Will you be my Baby Mama? No, this isn't a Tina Fey movie, or even Jerry Springer. I'm searching for an ovum donor.
So far, the IVF process has been... personal, challenging, expensive, uncomfortable, stressful, anxiety-ridden, and physically painful. It hasn't exactly been a fun few months. We are currently wrapping up a "mock cycle" that introduces my body to all the hormones necessary for a real implantation when the time comes. Said hormones have been, primarily, delivered by injection. Eric and I are pretty much terrified of needles. I'm betting we look quite ridiculous every morning as we work up the courage for each shot.
Next week, hopefully, the "mock cycle" ends with a "mock implantation". 15 minutes of quality time between my vagina and uterus, some male doctor I've never met, and a speculum. Wo0t!
Which brings us to the next stage: finding an egg donor.
If any of this process so far sounds weird to you, you ain't seen nothing yet. We are supposed to choose the biological mother of our child based on a 10-12 page questionnaire about their health, genetics, schooling, personality, and motivation for donation. Along with a half-dozen or so pictures. That sounds like a lot to go on, right? Well it's not. Whole pages of yes/no questions about diseases, limited data on relatives, their favorite foods... It's like a cross between picking a date and finding a thoroughbred stud - very dehumanizing.
I've developed a process for sorting between the "no"s and the "maybe"s: city, flip 3-4 pages in to check for a "yes" under the question about acceptance of complete anonymity, flip back to page one for hair/eye/height, a few pages in to check test scores, more pages in for motivation to donate, cursory glance at inheritable disease list, done!
So now what? I brought my 5 favorite candidates to Eric, to discover we have differing criteria. My ranking was based largely on personality, his was on test scores and academic record. My method isn't very helpful, because picking the one I like as a person the most has nothing to do with this. But Eric's method is too sterile, and ultimately has him scratching his head between 2 really smart candidates.

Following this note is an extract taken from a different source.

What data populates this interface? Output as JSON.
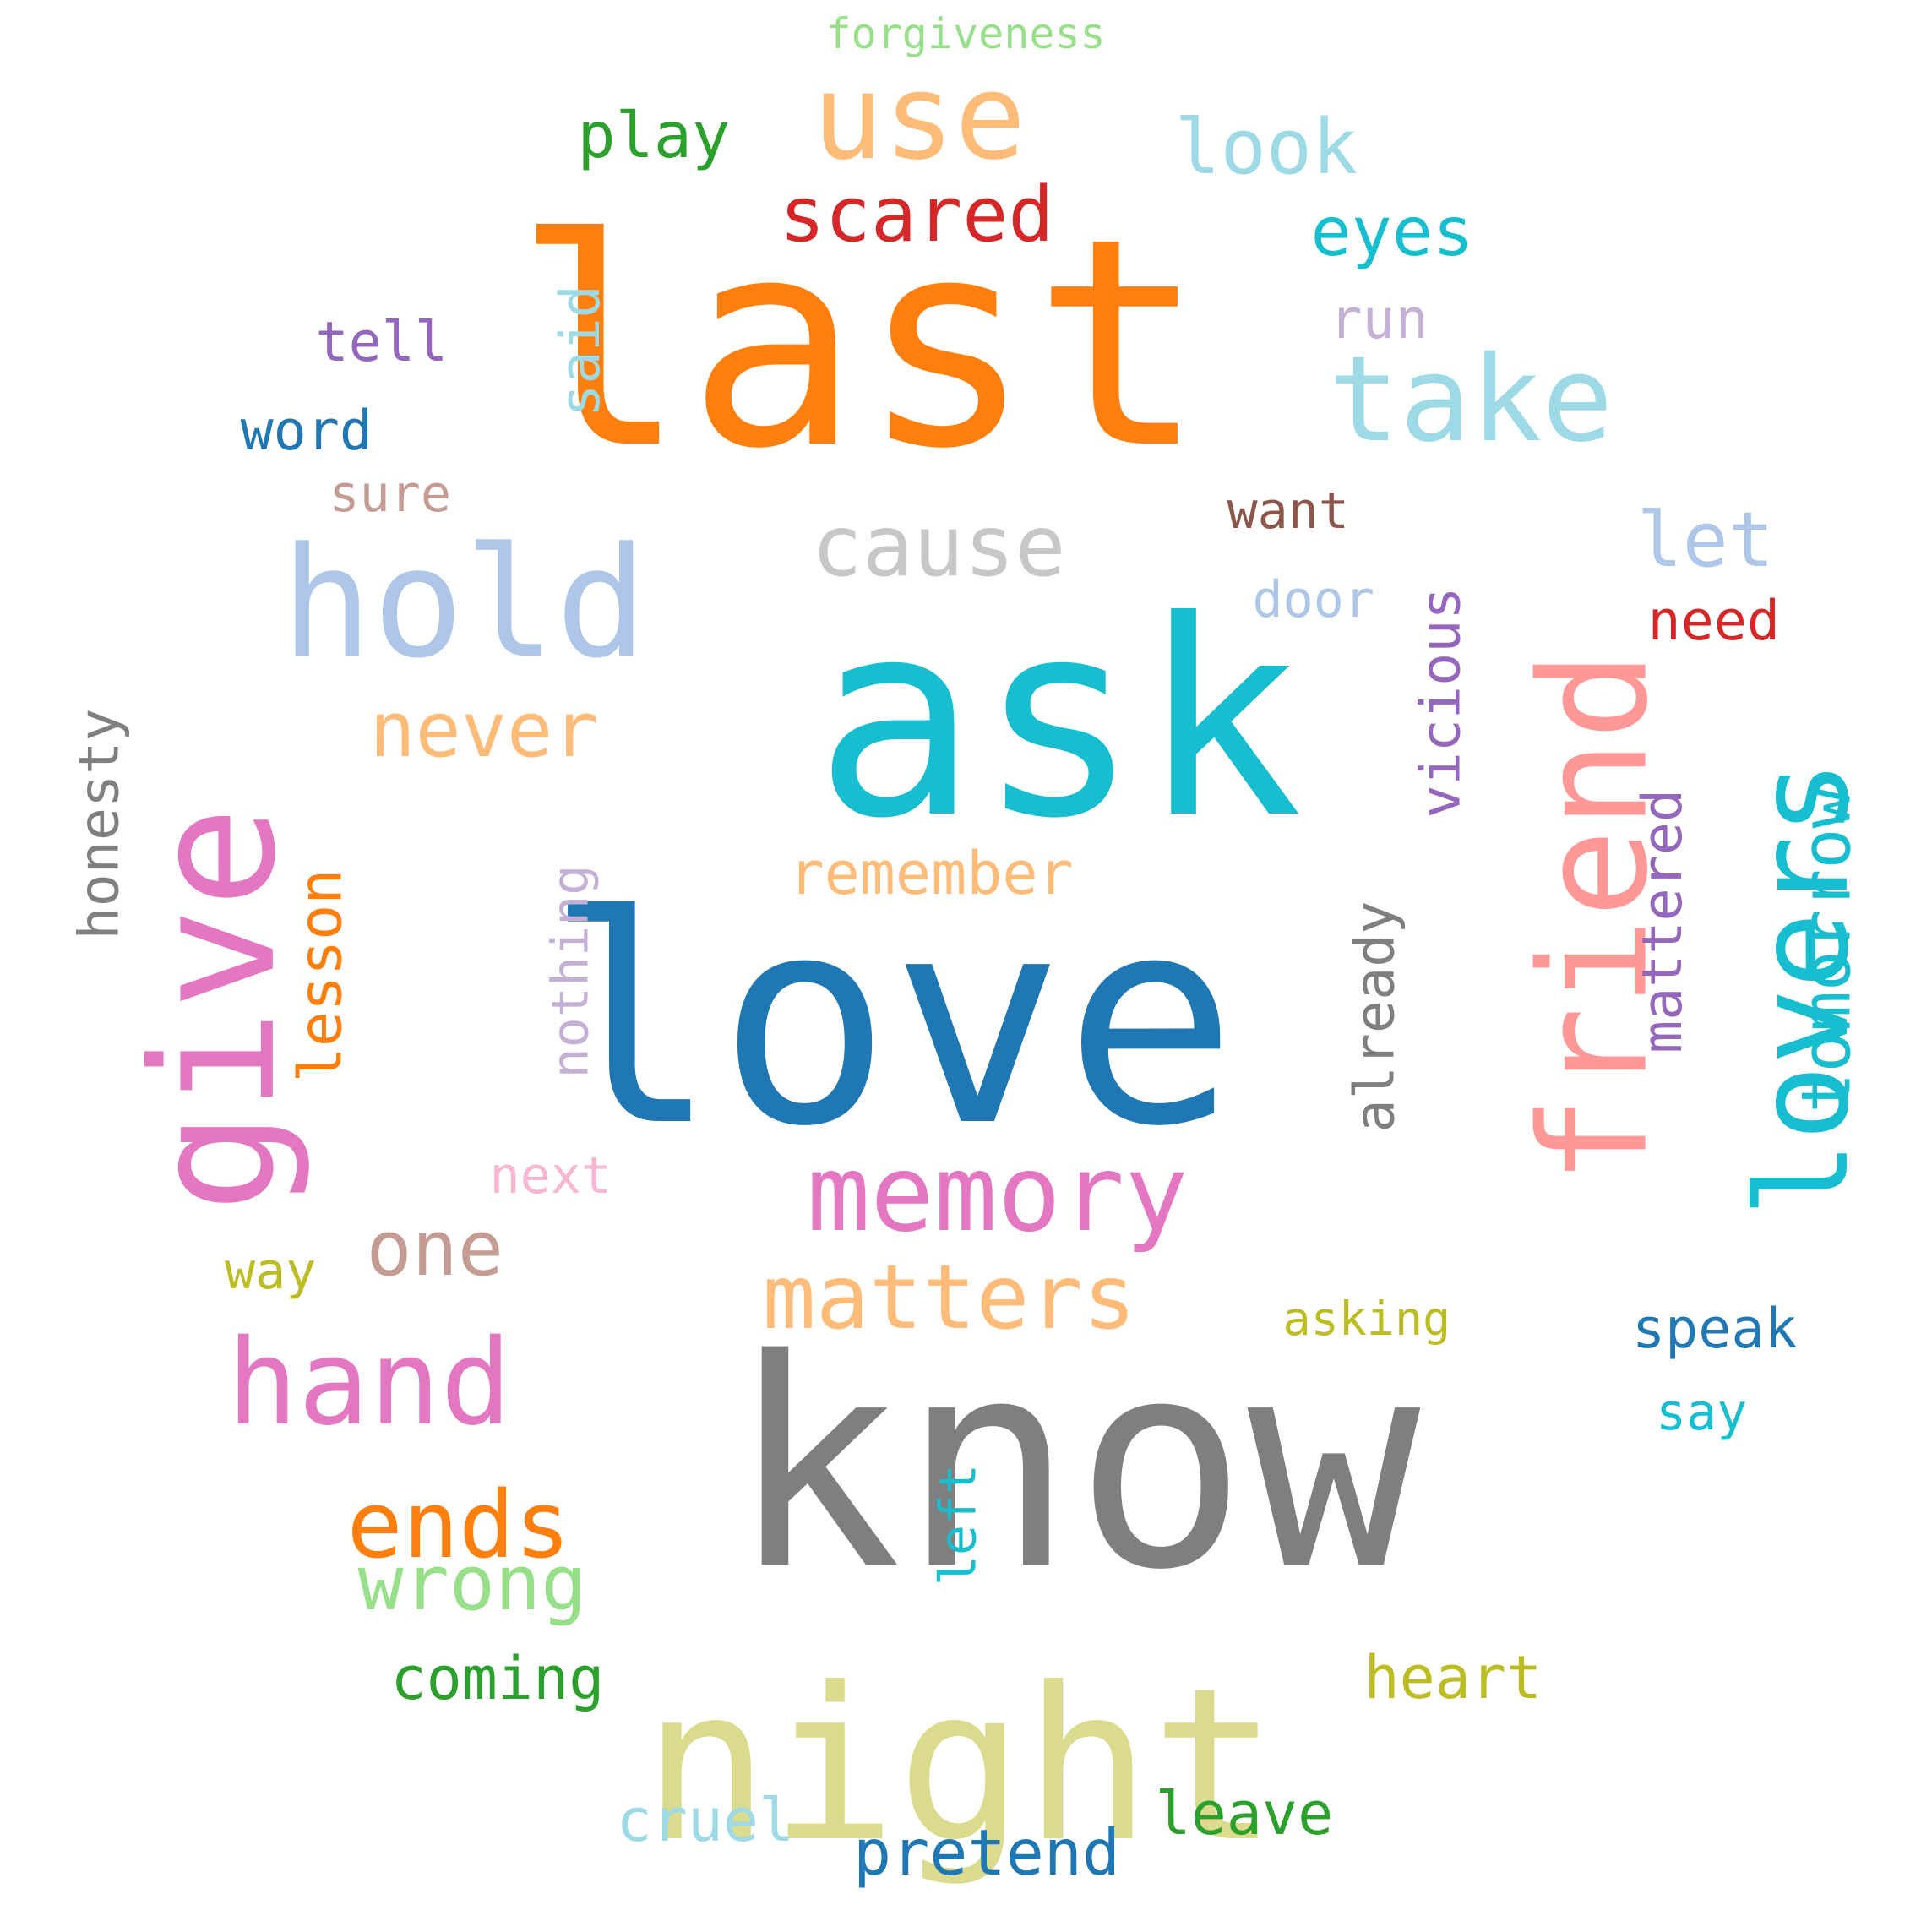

Because the donor rep people will only contact 1 prospect at a time, we decide on our #1 choice. I had this "feeling" about her that made me want to fight for her, so Eric went back and realized her academics were just as good as the one he had ranked the highest, so he moved her to the top of his list too. Success: brood-mare chosen!

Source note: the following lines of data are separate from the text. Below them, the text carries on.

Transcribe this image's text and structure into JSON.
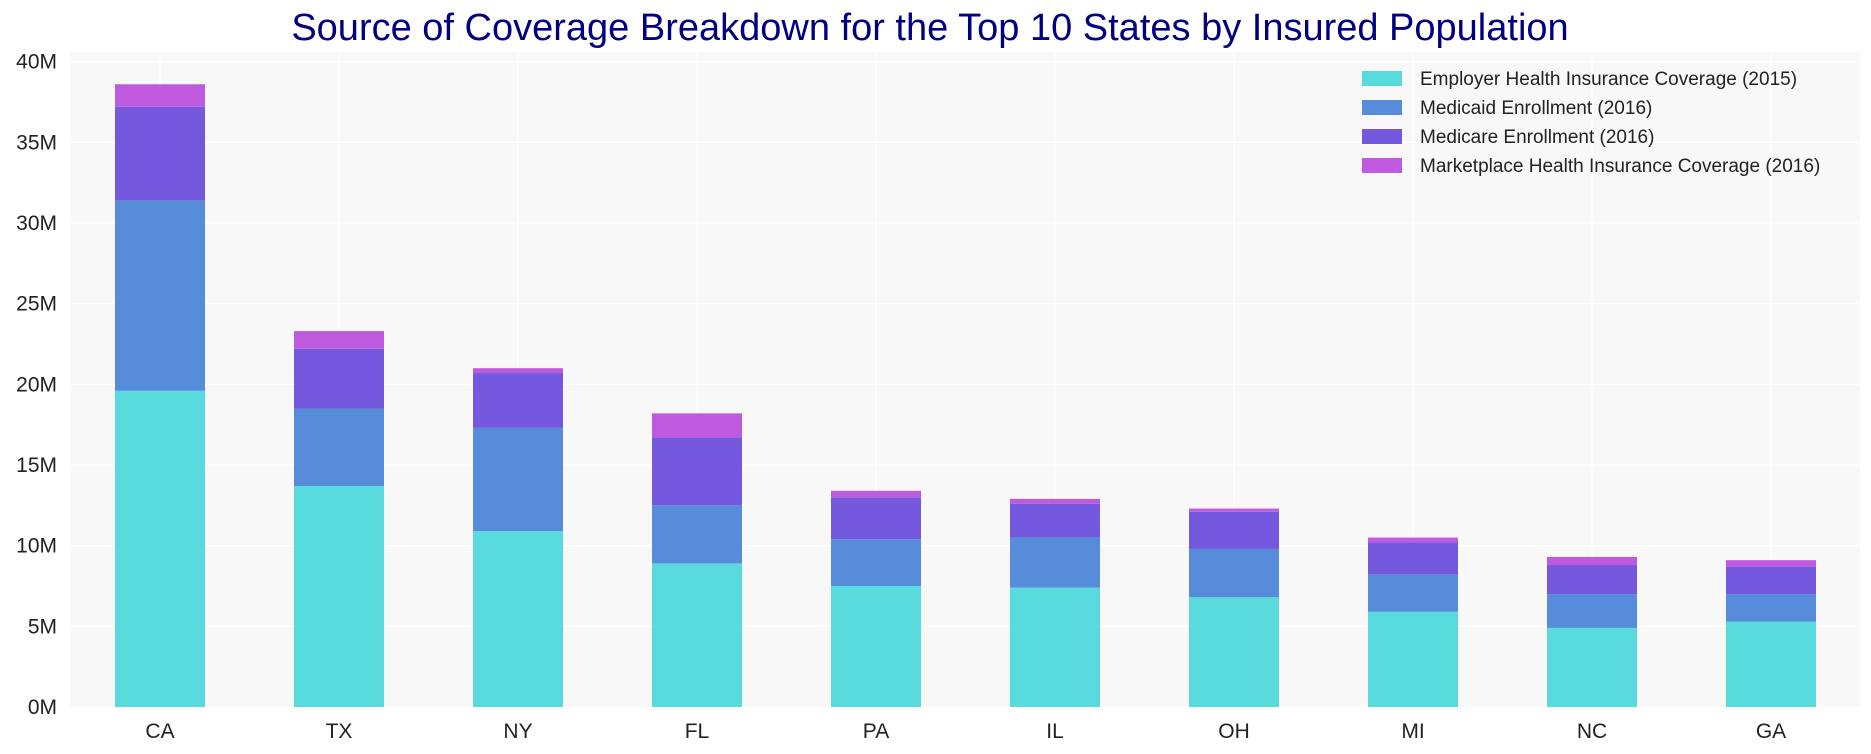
{
  "chart_data": {
    "type": "bar",
    "stacked": true,
    "title": "Source of Coverage Breakdown for the Top 10 States by Insured Population",
    "xlabel": "",
    "ylabel": "",
    "categories": [
      "CA",
      "TX",
      "NY",
      "FL",
      "PA",
      "IL",
      "OH",
      "MI",
      "NC",
      "GA"
    ],
    "ylim": [
      0,
      40600000
    ],
    "yticks": [
      0,
      5000000,
      10000000,
      15000000,
      20000000,
      25000000,
      30000000,
      35000000,
      40000000
    ],
    "ytick_labels": [
      "0M",
      "5M",
      "10M",
      "15M",
      "20M",
      "25M",
      "30M",
      "35M",
      "40M"
    ],
    "grid": true,
    "legend_position": "top-right",
    "series": [
      {
        "name": "Employer Health Insurance Coverage (2015)",
        "color": "#59DADC",
        "values": [
          19600000,
          13700000,
          10900000,
          8900000,
          7500000,
          7400000,
          6800000,
          5900000,
          4900000,
          5300000
        ]
      },
      {
        "name": "Medicaid Enrollment (2016)",
        "color": "#578CDB",
        "values": [
          11800000,
          4800000,
          6400000,
          3600000,
          2900000,
          3100000,
          3000000,
          2300000,
          2100000,
          1700000
        ]
      },
      {
        "name": "Medicare Enrollment (2016)",
        "color": "#7459DF",
        "values": [
          5800000,
          3700000,
          3400000,
          4200000,
          2600000,
          2100000,
          2300000,
          2000000,
          1800000,
          1700000
        ]
      },
      {
        "name": "Marketplace Health Insurance Coverage (2016)",
        "color": "#BF59DE",
        "values": [
          1400000,
          1100000,
          300000,
          1500000,
          400000,
          300000,
          200000,
          300000,
          500000,
          400000
        ]
      }
    ],
    "colors": {
      "title": "#000080",
      "plot_background": "#F8F8F8",
      "grid": "#FFFFFF"
    }
  }
}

Is it conspicuous that I haven't mentioned appearance as a factor? That's because it was the very first one - the listing page only shows you a headshot next to city and yes/no to whether they have donated before. What else can you do except choose to look at the files of the ones you find most attractive? But after that, it's just not very helpful. The top five candidates range from pretty to beautiful to stunning. There is no such thing as an ugly donor.
I will throw out a bit of advice to prospective donors about appearance: using your dating-site photo as your primary photo is a very bad decision. I want to see your natural hair color and a true smile. I take one look at a photo that focuses on your smoldering eyes and/or breasts, and I am instantly grossed out. I have already skipped down to the next woman not in full clubbing mode. There are a lot of women who choose this route, and it makes no sense to me. Are they trying to seduce the husband? Don't they realize how much sway the actual recipient-mother has in the decision? Don't they realize that we're looking for someone that was once a cute little girl? In this mindset, looking "sexy" is instantly off-putting. Grab a sweater and a friend who can make you laugh to snap a quick picture. Don't be afraid to look goofy - playful is good. You'll thank me later.